Когда в прошлый раз она пришла, чтобы «всего лишь помочь», Елена обнаружила, что её баночка с кремом стояла не на том месте, в ванной висело чужое полотенце, а на кухне стоял салатник с подписью «наша семейная реликвия». Реликвия была из «Магнита», но на женщину действовала магия собственного самовнушения.
— Знаешь, — сказала Елена, ставя чашку на стол, — если ты сделаешь дубликат ключей для неё, я уйду. Я серьёзно, Лёш. Я не собираюсь делить свою постель с твоей мамой. Даже если она будет спать на кухне.
— Никто не собирается… — начал он.
— Не продолжай, — перебила она. — Я взрослая женщина. Я хочу убирать, когда я хочу, стирать, когда я решу, и жить в квартире, где я не чувствую, что за мной следят, как за куклой Барби на подиуме. Мне не нужны её советы по варке бульона и, уж тем более, по жизни.
Он медленно встал и пошёл к двери. Взял куртку.
— Ты куда? — спросила она, удивлённо.
— На воздух. Передохнуть. Чтобы потом спокойно поговорить.
— Только не к маме, ладно? — крикнула она ему вслед. — А то боюсь, ты и ей дубликат ключей от себя сделаешь.
Дверь хлопнула. В тишине Елена налила себе кофе. Руки дрожали. Устала. От неё, от него, от этой бесконечной борьбы. Всё, чего она хотела — это спокойствия. И чтобы её жизнь не превращалась в шоу «Сын маминой подруги и его жена — кто выиграет?»
Прошёл день. Потом другой. Алексей стал тише. Уходил раньше, приходил позже. Елена начала подозревать, что он всё же сделал дубликат. Она не спрашивала — боялась услышать «да».
Но в среду, вернувшись домой после работы, она открыла дверь — и поняла, что её страхи были слишком скромны.

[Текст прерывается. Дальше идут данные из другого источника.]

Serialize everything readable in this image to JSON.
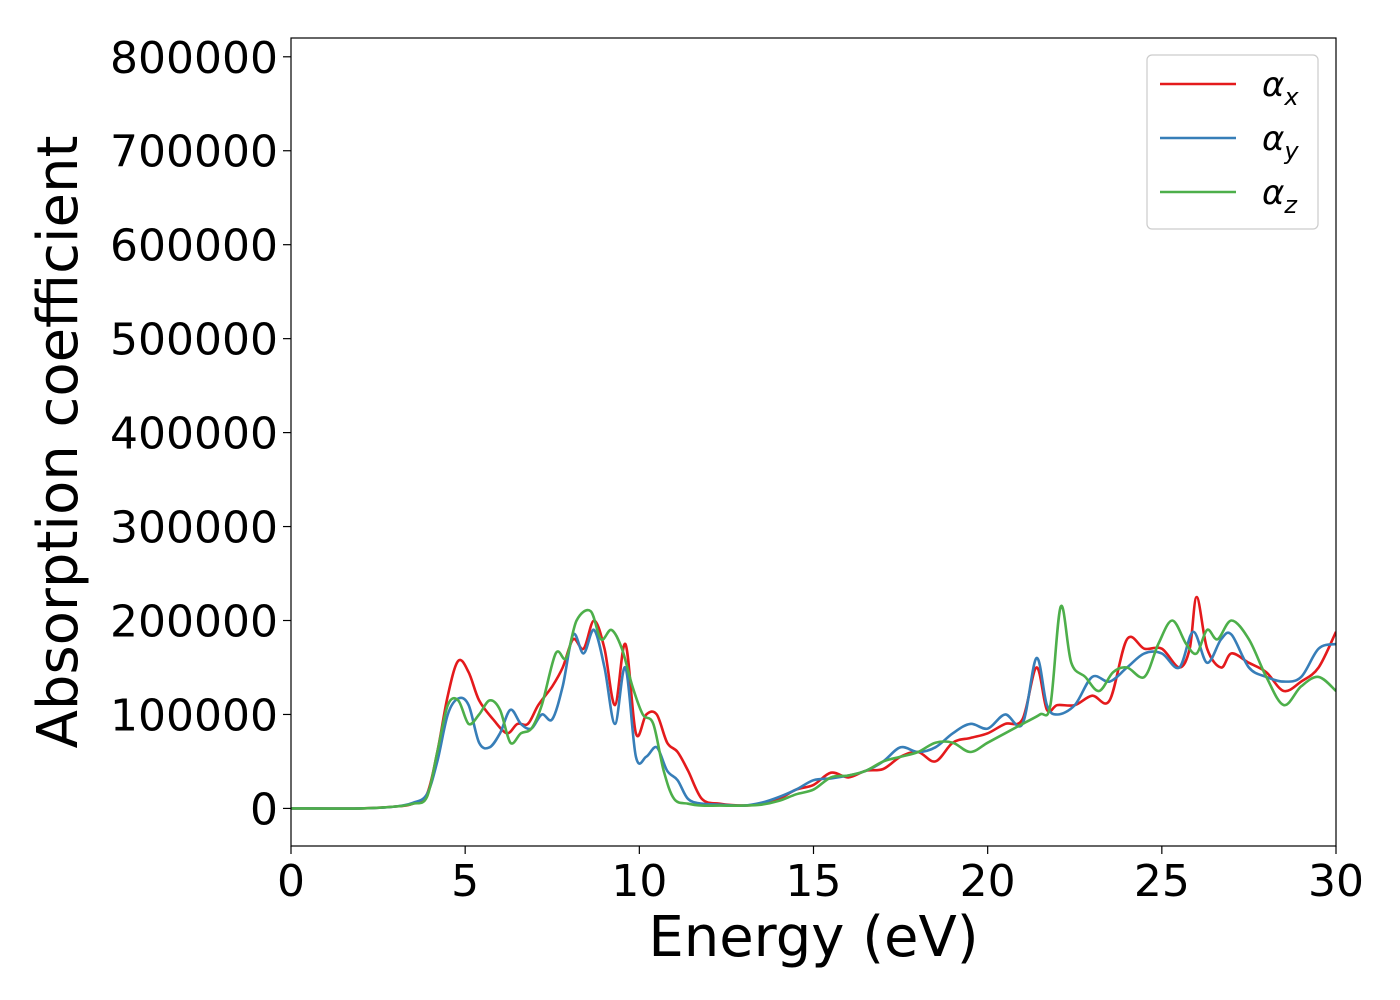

В прихожей стояла Зинаида Николаевна — та самая подруга свекрови, обнимая их пылесос, как родного. А Ольга Петровна в этот момент протирала зеркало в спальне.
— Ой! — воскликнула она, смахивая тряпку. — Леночка, а ты чего так рано?

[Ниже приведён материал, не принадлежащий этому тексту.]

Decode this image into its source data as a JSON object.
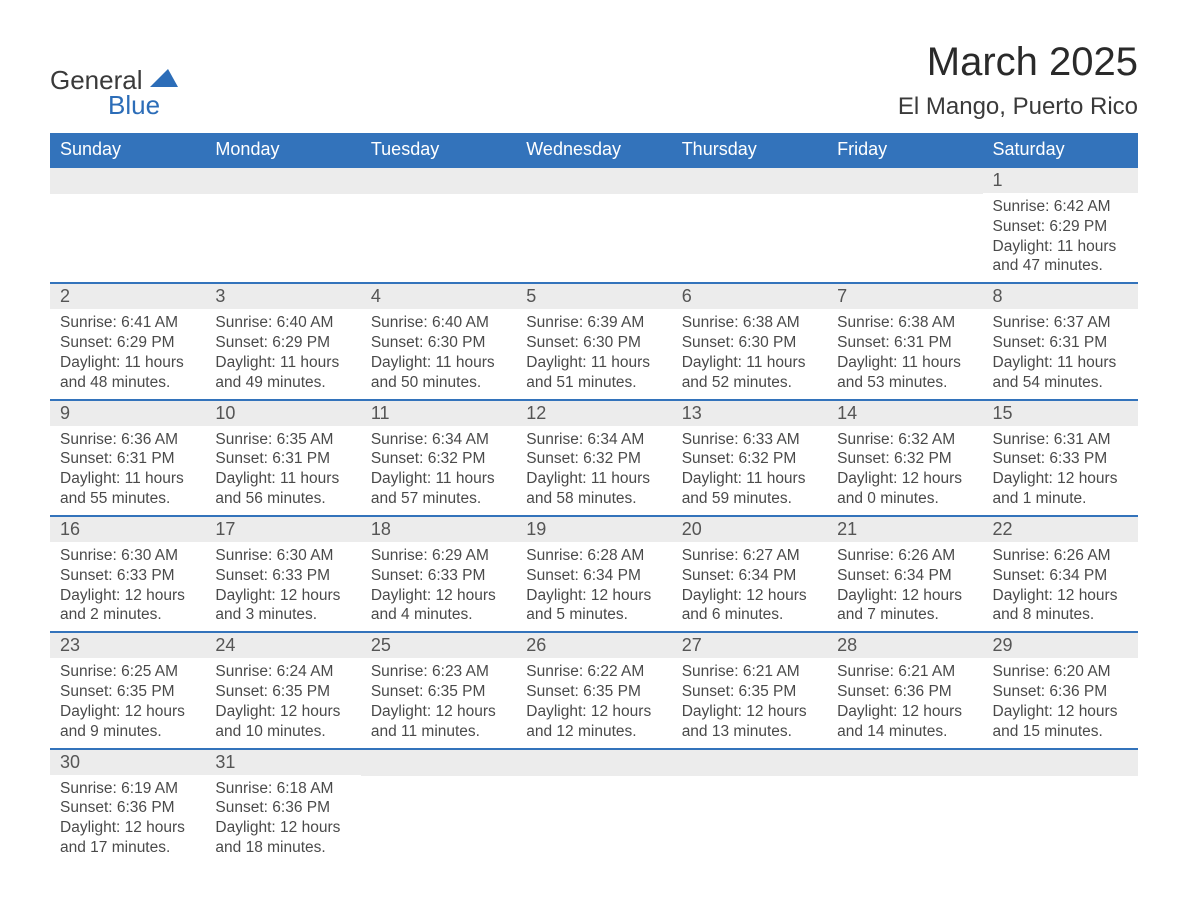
{
  "logo": {
    "general": "General",
    "blue": "Blue",
    "tri_color": "#2c6db8"
  },
  "title": "March 2025",
  "location": "El Mango, Puerto Rico",
  "colors": {
    "header_bg": "#3373bb",
    "header_text": "#ffffff",
    "daynum_bg": "#ececec",
    "border": "#3373bb",
    "body_text": "#4a4a4a"
  },
  "daynames": [
    "Sunday",
    "Monday",
    "Tuesday",
    "Wednesday",
    "Thursday",
    "Friday",
    "Saturday"
  ],
  "weeks": [
    [
      null,
      null,
      null,
      null,
      null,
      null,
      {
        "n": "1",
        "sunrise": "Sunrise: 6:42 AM",
        "sunset": "Sunset: 6:29 PM",
        "daylight": "Daylight: 11 hours and 47 minutes."
      }
    ],
    [
      {
        "n": "2",
        "sunrise": "Sunrise: 6:41 AM",
        "sunset": "Sunset: 6:29 PM",
        "daylight": "Daylight: 11 hours and 48 minutes."
      },
      {
        "n": "3",
        "sunrise": "Sunrise: 6:40 AM",
        "sunset": "Sunset: 6:29 PM",
        "daylight": "Daylight: 11 hours and 49 minutes."
      },
      {
        "n": "4",
        "sunrise": "Sunrise: 6:40 AM",
        "sunset": "Sunset: 6:30 PM",
        "daylight": "Daylight: 11 hours and 50 minutes."
      },
      {
        "n": "5",
        "sunrise": "Sunrise: 6:39 AM",
        "sunset": "Sunset: 6:30 PM",
        "daylight": "Daylight: 11 hours and 51 minutes."
      },
      {
        "n": "6",
        "sunrise": "Sunrise: 6:38 AM",
        "sunset": "Sunset: 6:30 PM",
        "daylight": "Daylight: 11 hours and 52 minutes."
      },
      {
        "n": "7",
        "sunrise": "Sunrise: 6:38 AM",
        "sunset": "Sunset: 6:31 PM",
        "daylight": "Daylight: 11 hours and 53 minutes."
      },
      {
        "n": "8",
        "sunrise": "Sunrise: 6:37 AM",
        "sunset": "Sunset: 6:31 PM",
        "daylight": "Daylight: 11 hours and 54 minutes."
      }
    ],
    [
      {
        "n": "9",
        "sunrise": "Sunrise: 6:36 AM",
        "sunset": "Sunset: 6:31 PM",
        "daylight": "Daylight: 11 hours and 55 minutes."
      },
      {
        "n": "10",
        "sunrise": "Sunrise: 6:35 AM",
        "sunset": "Sunset: 6:31 PM",
        "daylight": "Daylight: 11 hours and 56 minutes."
      },
      {
        "n": "11",
        "sunrise": "Sunrise: 6:34 AM",
        "sunset": "Sunset: 6:32 PM",
        "daylight": "Daylight: 11 hours and 57 minutes."
      },
      {
        "n": "12",
        "sunrise": "Sunrise: 6:34 AM",
        "sunset": "Sunset: 6:32 PM",
        "daylight": "Daylight: 11 hours and 58 minutes."
      },
      {
        "n": "13",
        "sunrise": "Sunrise: 6:33 AM",
        "sunset": "Sunset: 6:32 PM",
        "daylight": "Daylight: 11 hours and 59 minutes."
      },
      {
        "n": "14",
        "sunrise": "Sunrise: 6:32 AM",
        "sunset": "Sunset: 6:32 PM",
        "daylight": "Daylight: 12 hours and 0 minutes."
      },
      {
        "n": "15",
        "sunrise": "Sunrise: 6:31 AM",
        "sunset": "Sunset: 6:33 PM",
        "daylight": "Daylight: 12 hours and 1 minute."
      }
    ],
    [
      {
        "n": "16",
        "sunrise": "Sunrise: 6:30 AM",
        "sunset": "Sunset: 6:33 PM",
        "daylight": "Daylight: 12 hours and 2 minutes."
      },
      {
        "n": "17",
        "sunrise": "Sunrise: 6:30 AM",
        "sunset": "Sunset: 6:33 PM",
        "daylight": "Daylight: 12 hours and 3 minutes."
      },
      {
        "n": "18",
        "sunrise": "Sunrise: 6:29 AM",
        "sunset": "Sunset: 6:33 PM",
        "daylight": "Daylight: 12 hours and 4 minutes."
      },
      {
        "n": "19",
        "sunrise": "Sunrise: 6:28 AM",
        "sunset": "Sunset: 6:34 PM",
        "daylight": "Daylight: 12 hours and 5 minutes."
      },
      {
        "n": "20",
        "sunrise": "Sunrise: 6:27 AM",
        "sunset": "Sunset: 6:34 PM",
        "daylight": "Daylight: 12 hours and 6 minutes."
      },
      {
        "n": "21",
        "sunrise": "Sunrise: 6:26 AM",
        "sunset": "Sunset: 6:34 PM",
        "daylight": "Daylight: 12 hours and 7 minutes."
      },
      {
        "n": "22",
        "sunrise": "Sunrise: 6:26 AM",
        "sunset": "Sunset: 6:34 PM",
        "daylight": "Daylight: 12 hours and 8 minutes."
      }
    ],
    [
      {
        "n": "23",
        "sunrise": "Sunrise: 6:25 AM",
        "sunset": "Sunset: 6:35 PM",
        "daylight": "Daylight: 12 hours and 9 minutes."
      },
      {
        "n": "24",
        "sunrise": "Sunrise: 6:24 AM",
        "sunset": "Sunset: 6:35 PM",
        "daylight": "Daylight: 12 hours and 10 minutes."
      },
      {
        "n": "25",
        "sunrise": "Sunrise: 6:23 AM",
        "sunset": "Sunset: 6:35 PM",
        "daylight": "Daylight: 12 hours and 11 minutes."
      },
      {
        "n": "26",
        "sunrise": "Sunrise: 6:22 AM",
        "sunset": "Sunset: 6:35 PM",
        "daylight": "Daylight: 12 hours and 12 minutes."
      },
      {
        "n": "27",
        "sunrise": "Sunrise: 6:21 AM",
        "sunset": "Sunset: 6:35 PM",
        "daylight": "Daylight: 12 hours and 13 minutes."
      },
      {
        "n": "28",
        "sunrise": "Sunrise: 6:21 AM",
        "sunset": "Sunset: 6:36 PM",
        "daylight": "Daylight: 12 hours and 14 minutes."
      },
      {
        "n": "29",
        "sunrise": "Sunrise: 6:20 AM",
        "sunset": "Sunset: 6:36 PM",
        "daylight": "Daylight: 12 hours and 15 minutes."
      }
    ],
    [
      {
        "n": "30",
        "sunrise": "Sunrise: 6:19 AM",
        "sunset": "Sunset: 6:36 PM",
        "daylight": "Daylight: 12 hours and 17 minutes."
      },
      {
        "n": "31",
        "sunrise": "Sunrise: 6:18 AM",
        "sunset": "Sunset: 6:36 PM",
        "daylight": "Daylight: 12 hours and 18 minutes."
      },
      null,
      null,
      null,
      null,
      null
    ]
  ]
}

— А ты чего ТАК поздно? — медленно произнесла Елена. — И как ты вообще сюда попала?
— А Лёша дал ключик. Ну, чтобы я могла помочь, пока вы на работе…
Пока вы на работе. Не спросил, не предупредил, а просто решил — и передал ключ. Елена медленно сняла шарф.
— Помочь… — сказала она тихо. — Значит, залезть в мою спальню, в мои шкафы, сменить постель, пригласить подругу, поюзать наш пылесос и, возможно, мою тушь — это теперь помощь?
— Да не кипятись ты так, — рассмеялась Зинаида. — Всё для вас стараемся!
— Ну, а теперь стараемся освободить квартиру, — прошептала Елена, чувствуя, как в груди поднимается волна злости, обиды, отчаяния. — А потом — освободим и брак.
Ольга Петровна замерла.
— Что ты сказала?
— То, что услышала. Вы обе — вон. А Лёше я сама всё скажу. Включая то, где он теперь будет жить.
Зинаида сдулось, как шарик. Ольга Петровна замешкалась.
— Леночка, да ты не понимаешь…
— Всё понимаю. Вы только дверь за собой закройте. Я всё же предпочитаю жить с замками, а не с сюрпризами.
Она стояла, пока те не вышли. Потом повернулась и — на автомате — заменила замок. Вызвала мастера. Купила новый. Установила.
Когда Алексей пришёл, ключ не подошёл.
— Лена? — постучал он в дверь. — Ты чего?
— Не тебе, Лёша, теперь сюда входить. Раз ты выбрал маму, пусть она тебе и комнату сдаёт.
— Ты шутишь?
— Не смешно, правда? — сказала она. — А ведь начиналось всё просто. С ключей…
Он стоял в подъезде. Глупый, растерянный. Как ребёнок, потерявшийся на вокзале. А Елена стояла по другую сторону двери — и впервые за долгое время чувствовала себя взрослой.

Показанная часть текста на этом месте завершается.